Eso o se lo damos a Flying Wild Hog que ya han demostrado que Shadow Warrior 2013 es mucho más Duke Nukem que Duke Nukem Forever.
Mientras no se lo manden a los mismos que le mandaron hacer Aliens Colonial Marines…
Yo no jugué a Duke Nukem 3D cuando salió. Mi primera aproximación ha sido Duke Nukem Forever. Qué quereis que os diga, el juego es divertido. Engancha. Se termina rápido. No se complica la vida. No busca segundas lecturas a la acción ni puzzles complejos, ni IA avanzada. La cosa va de pegar, oir a Duke decir que es el mejor y sentirse -efectivamente- el mejor.

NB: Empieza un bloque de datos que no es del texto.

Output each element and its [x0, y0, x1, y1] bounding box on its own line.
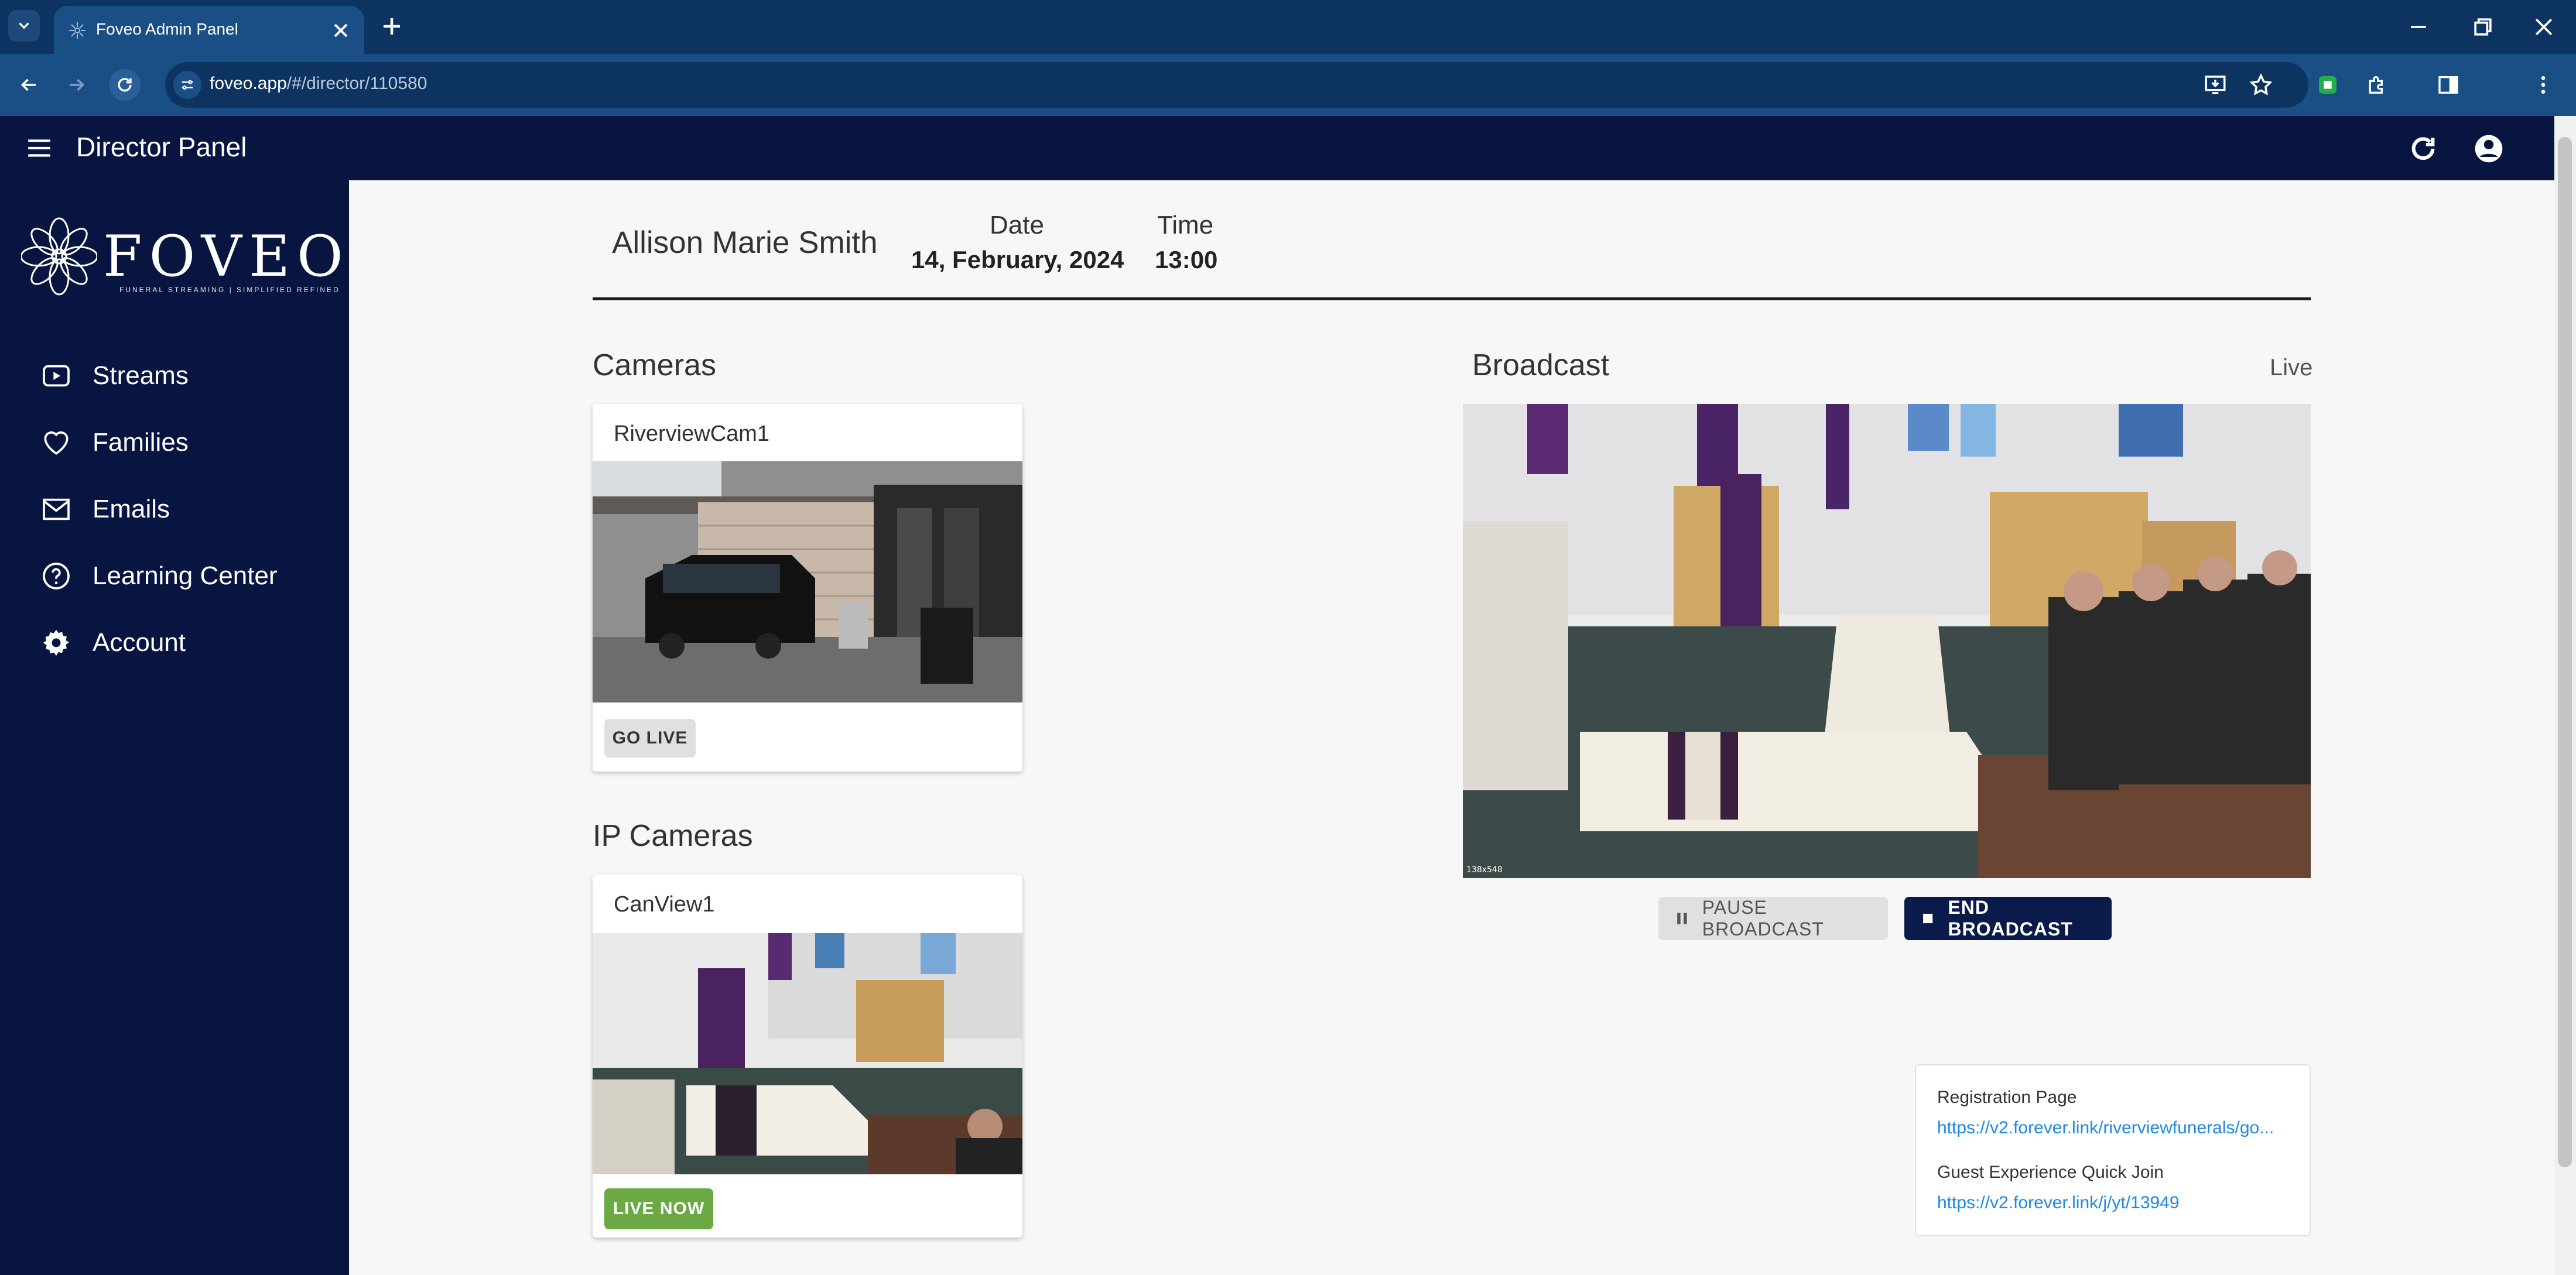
cameras-title: Cameras: [593, 348, 716, 382]
kebab-menu-icon: [2541, 76, 2546, 94]
chevron-down-icon: [19, 22, 29, 29]
minimize-icon[interactable]: [2406, 14, 2431, 40]
ip-cameras-title: IP Cameras: [593, 819, 753, 853]
pause-icon: [1677, 913, 1687, 924]
guest-quick-join-link[interactable]: https://v2.forever.link/j/yt/13949: [1937, 1193, 2288, 1213]
new-tab-icon[interactable]: [379, 14, 404, 39]
install-app-icon[interactable]: [2203, 73, 2228, 97]
registration-page-link[interactable]: https://v2.forever.link/riverviewfuneral…: [1937, 1118, 2288, 1138]
scrollbar-thumb[interactable]: [2558, 137, 2572, 1167]
hamburger-menu-icon[interactable]: [25, 133, 54, 163]
ip-camera-name: CanView1: [614, 892, 715, 917]
mail-icon: [39, 492, 74, 527]
foveo-logo: FOVEO FUNERAL STREAMING | SIMPLIFIED REF…: [21, 215, 343, 297]
tune-icon: [182, 80, 193, 90]
registration-page-label: Registration Page: [1937, 1088, 2077, 1107]
play-icon: [39, 358, 74, 393]
broadcast-overlay-text: 138x548: [1466, 865, 1503, 875]
sidebar-item-streams[interactable]: Streams: [39, 352, 331, 399]
browser-toolbar: foveo.app/#/director/110580: [0, 54, 2576, 116]
panel-icon: [2438, 76, 2458, 94]
extensions-puzzle-icon[interactable]: [2363, 71, 2390, 98]
url-path: /#/director/110580: [286, 74, 427, 93]
time-label: Time: [1157, 211, 1214, 239]
ip-camera-preview-image[interactable]: [593, 933, 1022, 1174]
date-value: 14, February, 2024: [911, 246, 1124, 273]
foveo-favicon-icon: [69, 22, 85, 39]
camera-name: RiverviewCam1: [614, 421, 770, 446]
side-panel-icon[interactable]: [2435, 71, 2462, 98]
pause-broadcast-label: PAUSE BROADCAST: [1702, 897, 1824, 940]
end-broadcast-label: END BROADCAST: [1948, 897, 2073, 940]
extension-badge-icon: [2319, 76, 2336, 94]
sidebar-item-label: Learning Center: [93, 561, 278, 590]
camera-card: RiverviewCam1 GO LIVE: [593, 404, 1022, 772]
close-tab-icon[interactable]: [329, 19, 353, 42]
reload-icon: [118, 78, 132, 92]
sidebar: FOVEO FUNERAL STREAMING | SIMPLIFIED REF…: [0, 180, 349, 1275]
broadcast-title: Broadcast: [1472, 348, 1610, 382]
date-label: Date: [990, 211, 1044, 239]
gear-icon: [39, 625, 74, 660]
app-header: Director Panel: [0, 116, 2554, 180]
forward-button[interactable]: [61, 69, 93, 101]
url-text: foveo.app/#/director/110580: [210, 74, 427, 94]
browser-tabbar: Foveo Admin Panel: [0, 0, 2576, 54]
account-circle-icon[interactable]: [2472, 132, 2505, 165]
guest-quick-join-label: Guest Experience Quick Join: [1937, 1163, 2164, 1182]
share-links-card: Registration Page https://v2.forever.lin…: [1915, 1064, 2311, 1236]
header-divider: [593, 297, 2311, 300]
logo-tagline: FUNERAL STREAMING | SIMPLIFIED REFINED: [119, 286, 340, 294]
sidebar-item-families[interactable]: Families: [39, 419, 331, 466]
reload-button[interactable]: [109, 69, 141, 101]
page-scrollbar[interactable]: [2554, 116, 2576, 1275]
camera-preview-image[interactable]: [593, 461, 1022, 702]
address-bar[interactable]: foveo.app/#/director/110580: [165, 62, 2308, 108]
refresh-icon[interactable]: [2407, 132, 2440, 165]
heart-icon: [39, 425, 74, 460]
browser-menu-icon[interactable]: [2530, 71, 2557, 98]
tab-list-button[interactable]: [8, 10, 40, 42]
broadcast-status: Live: [2270, 355, 2313, 381]
extension-green-icon[interactable]: [2314, 71, 2341, 98]
arrow-left-icon: [20, 78, 36, 91]
back-button[interactable]: [13, 69, 45, 101]
close-window-icon[interactable]: [2531, 14, 2557, 40]
sidebar-item-label: Account: [93, 628, 186, 657]
deceased-name: Allison Marie Smith: [612, 225, 878, 260]
sidebar-item-label: Families: [93, 428, 189, 457]
logo-text: FOVEO: [103, 224, 350, 289]
go-live-button[interactable]: GO LIVE: [604, 719, 696, 758]
restore-icon[interactable]: [2470, 14, 2496, 40]
sidebar-item-account[interactable]: Account: [39, 619, 331, 666]
browser-tab-active[interactable]: Foveo Admin Panel: [54, 6, 364, 54]
end-broadcast-button[interactable]: END BROADCAST: [1904, 897, 2112, 940]
live-now-button[interactable]: LIVE NOW: [604, 1188, 713, 1229]
broadcast-preview[interactable]: 138x548: [1463, 404, 2311, 878]
puzzle-icon: [2369, 76, 2383, 94]
foveo-flower-logo-icon: [21, 217, 97, 296]
url-host: foveo.app: [210, 74, 287, 93]
ip-camera-card: CanView1 LIVE NOW: [593, 875, 1022, 1238]
site-info-button[interactable]: [173, 71, 201, 99]
stop-icon: [1923, 913, 1933, 924]
bookmark-star-icon[interactable]: [2249, 73, 2273, 97]
arrow-right-icon: [70, 78, 85, 91]
time-value: 13:00: [1155, 246, 1218, 273]
tab-title: Foveo Admin Panel: [96, 20, 238, 38]
help-icon: [39, 558, 74, 594]
sidebar-item-label: Streams: [93, 361, 189, 390]
pause-broadcast-button[interactable]: PAUSE BROADCAST: [1658, 897, 1888, 940]
sidebar-item-learning-center[interactable]: Learning Center: [39, 553, 331, 599]
page-title: Director Panel: [76, 132, 247, 162]
sidebar-item-emails[interactable]: Emails: [39, 486, 331, 533]
sidebar-item-label: Emails: [93, 495, 170, 523]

El juego tiene errores. El apartado gráfico cumple, pero la gente esperaba más. Esperaba que fuese rompedor, pero llega justito a «decente». El ritmo del juego tiene altibajos. Como ese inicio prometedor, en el que recorremos los pasillos de un estadio deportivo, para acabar luchando contra el épico enemigo final del primer juego… enfrentamiento que resulta ser poco atractivo, y muy mecánico.
Pero Duke está ahí, presente siempre, en toda la trama. Hay ideas muy buenas, como la de convertir a Duke en un famoso televisivo gracias a los sucesos de la primera parte. Es una idea muy inspirada, ya que eso impregna todo de pinceladas de ironia, de trazo grueso. (Duke Nukem, ¿ídolo de adolescentes? ¿WTF?… ¡¡¡Excelente!!!). Hay secciones que suceden en su casa, un edificio convertido en culto a Duke, muy divertido de visitar… y destruir. Está la -sobresaliente- escena del bar de striptease. (Especial atención a las conversaciones en esa parte). O el momento en el que le haces un autógrafo a un niño, emocionado, en tu libro «Por qué soy tan grande, por Duke» y le recomiendas que tome pastillas para ser tan fuerte como tú. O la exploración en la colmena alienígena, con chicas capturadas que han sido «fusionadas con la nave», y a las que, en alarde de mala leche, Duke debe rematar antes de que de ellas salga una larva enemiga.
En definitiva, un juego que, sobre el papel, bebe de la serie B más ochentera, y que en ningún momento se toma en serio a sí misma. Creo que fue un juego muy machacado injustamente a su salida, ya que no era tan malo, aunque tampoco tan bueno. Y como diría Duke-Arnold… «I’ll be back!»
@tempano
Es justo el estudio que me ha venido a la mente. Bulletstorm tiene cierto regustillo a DN, ¿o es cosa mía?
The Chinese Room, LOL.
En realidad lo suyo sería que lo hicieran entre John Carmack y Suda 51. Y ahora si que no estoy de broma.
NO
Never forget:
Yo diría que los pobres desarrolladores son los últimos culpables, porque tiene pinta de que estaban haciendo un trabajo cojonudo hasta que empezaron a pasar cosas raras. Porque si no, no se explica.